Laura Thompson: The human cost of disjointed care and the opportunity for neighbourhood pioneers

We have all been discussing integrated care for a long time. We have the policy intent from government and everyone agrees it’s the right thing to do. And yet, for too many patients, the experience on the ground still feels anything but joined up.
Start with people, not systems
At The Access Group we feel strongly about the importance of grounding conversations about integrated care in real human experience.
It’s easy, in rooms full of technologists and system architects, to talk about interoperability and data flows and platform architecture. These factors matter, of course, but they are not the end point. Nor should they be the beginning.
The end point is the person who has navigated mental and/or physical health services since childhood, like Debs Teale – known for The Debs Effect – who will be joining me on stage at Rewired. Our start point should be the problems we’re trying to solve and obstacles we’re trying to overcome.
It’s this person who has repeated their story to every new health or care team, every new service provider, every ‘new’ touchpoint with the NHS who feels the weight of a system that was never designed to see them as a whole person.
Can we afford to have any more stories like that in the system?
The Neighbourhood Health Programme represents a genuine shift in how England thinks about delivering care, moving away from institutional, condition-specific models towards place-based, population-level support that wraps around people where they live.
The critical question now is – what does it actually take to get there?
In our experience, the providers making the most progress share a few factors in common. They have invested in the basics – shared data infrastructure, consistent identifiers, and agreed information governance. They are using interoperable solutions anchored around the patient journey, rather than the provider structure.
And they have resisted the temptation to treat technology as a shortcut to integration, understanding instead that it is an enabler of the human relationships and workflows that make integration real.
Importance of the voluntary sector
Similarly, genuinely integrated care means recognising that the NHS and social care don’t hold all the relationships that matter. For many people – particularly those managing long-term conditions or navigating complex needs – voluntary and community organisations are their most trusted and common point of contact.

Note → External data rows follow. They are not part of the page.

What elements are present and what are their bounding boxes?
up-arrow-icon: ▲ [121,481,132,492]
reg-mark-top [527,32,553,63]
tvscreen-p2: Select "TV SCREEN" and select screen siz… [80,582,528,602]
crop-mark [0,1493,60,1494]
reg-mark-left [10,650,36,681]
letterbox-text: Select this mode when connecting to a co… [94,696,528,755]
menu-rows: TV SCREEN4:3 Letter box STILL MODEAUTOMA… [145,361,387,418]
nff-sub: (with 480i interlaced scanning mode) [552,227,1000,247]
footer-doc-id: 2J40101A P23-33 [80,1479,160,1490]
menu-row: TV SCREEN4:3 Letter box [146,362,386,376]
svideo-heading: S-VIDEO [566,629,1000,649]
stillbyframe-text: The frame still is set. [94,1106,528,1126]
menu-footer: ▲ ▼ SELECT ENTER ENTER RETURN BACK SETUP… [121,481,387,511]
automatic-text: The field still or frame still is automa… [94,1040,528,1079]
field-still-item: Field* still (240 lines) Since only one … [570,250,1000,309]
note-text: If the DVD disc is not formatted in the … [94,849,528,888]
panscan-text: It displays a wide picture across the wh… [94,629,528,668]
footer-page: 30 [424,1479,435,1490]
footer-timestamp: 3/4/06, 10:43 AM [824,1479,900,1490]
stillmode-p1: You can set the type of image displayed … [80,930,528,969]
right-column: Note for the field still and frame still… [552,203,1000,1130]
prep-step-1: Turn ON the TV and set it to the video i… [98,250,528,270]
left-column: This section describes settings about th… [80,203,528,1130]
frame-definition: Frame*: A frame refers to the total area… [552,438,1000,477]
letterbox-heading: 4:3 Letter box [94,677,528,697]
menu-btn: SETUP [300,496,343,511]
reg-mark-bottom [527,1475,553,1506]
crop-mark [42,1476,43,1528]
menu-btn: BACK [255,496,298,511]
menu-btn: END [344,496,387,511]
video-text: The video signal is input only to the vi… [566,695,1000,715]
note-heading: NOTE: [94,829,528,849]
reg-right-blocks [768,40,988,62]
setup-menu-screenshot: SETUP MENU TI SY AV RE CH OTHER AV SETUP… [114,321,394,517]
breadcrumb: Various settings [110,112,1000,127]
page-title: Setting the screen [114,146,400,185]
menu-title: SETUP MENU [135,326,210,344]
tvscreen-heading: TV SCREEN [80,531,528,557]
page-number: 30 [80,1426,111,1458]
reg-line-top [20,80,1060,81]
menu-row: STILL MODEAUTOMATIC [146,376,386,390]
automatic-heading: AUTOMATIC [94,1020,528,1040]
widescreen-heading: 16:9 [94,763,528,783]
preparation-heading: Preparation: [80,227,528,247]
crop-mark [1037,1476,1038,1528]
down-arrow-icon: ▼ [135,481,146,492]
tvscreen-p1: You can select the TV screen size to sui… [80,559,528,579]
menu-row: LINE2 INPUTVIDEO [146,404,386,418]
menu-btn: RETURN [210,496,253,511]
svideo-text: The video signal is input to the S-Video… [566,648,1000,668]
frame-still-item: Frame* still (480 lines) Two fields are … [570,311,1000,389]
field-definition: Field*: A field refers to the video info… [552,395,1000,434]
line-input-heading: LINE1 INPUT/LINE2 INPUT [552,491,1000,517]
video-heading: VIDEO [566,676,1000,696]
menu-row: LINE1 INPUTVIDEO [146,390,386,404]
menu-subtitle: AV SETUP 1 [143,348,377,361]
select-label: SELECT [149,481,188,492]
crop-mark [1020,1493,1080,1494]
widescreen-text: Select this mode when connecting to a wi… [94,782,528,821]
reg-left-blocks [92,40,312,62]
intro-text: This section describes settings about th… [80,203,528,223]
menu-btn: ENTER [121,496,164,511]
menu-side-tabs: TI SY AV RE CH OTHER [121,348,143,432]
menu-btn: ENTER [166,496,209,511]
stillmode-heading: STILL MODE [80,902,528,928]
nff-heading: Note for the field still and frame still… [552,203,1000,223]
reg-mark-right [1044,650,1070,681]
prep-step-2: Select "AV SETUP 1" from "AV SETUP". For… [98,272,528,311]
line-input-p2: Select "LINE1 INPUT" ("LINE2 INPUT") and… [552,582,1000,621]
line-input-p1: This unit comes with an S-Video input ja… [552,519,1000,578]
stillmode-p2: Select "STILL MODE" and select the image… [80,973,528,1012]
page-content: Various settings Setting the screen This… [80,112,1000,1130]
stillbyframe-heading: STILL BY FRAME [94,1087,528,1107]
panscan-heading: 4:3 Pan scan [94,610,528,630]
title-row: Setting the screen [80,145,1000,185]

Any neighbourhood health model that doesn’t build meaningfully with the third sector isn’t going to be successful. This includes data sharing, shared care planning, and a technology architecture that includes the voluntary sector rather than treating it as peripheral part of the constellation of care.
At Rewired, we’ll be tackling these issues head on.
I’ll be joined by Debs Teale who will be sharing her lived experience as a recipient of mental health services since the age of eight and the extensive challenges she’s faced navigating the NHS over five decades.
Together, we’ll discuss the lessons learned from her experiences and the significance of digital in mitigating the failings she’s felt as a patient, Plus how neighbourhood health pioneers should use these lessons as they take on the responsibility of truly integrating services across acute, mental health and community, social and primary care.
We will also be joined by Dr Minal Bakhai MBE (Director for Primary Care & Community Transformation & the National Neighbourhood Health Implementation Prog, NHS England) and Colette Marshall, CEO, Diabetes UK. Both will bring critical perspectives to this discussion, and together, our session combines policy, patient, partner and providers views on using tech to make integrated care really work.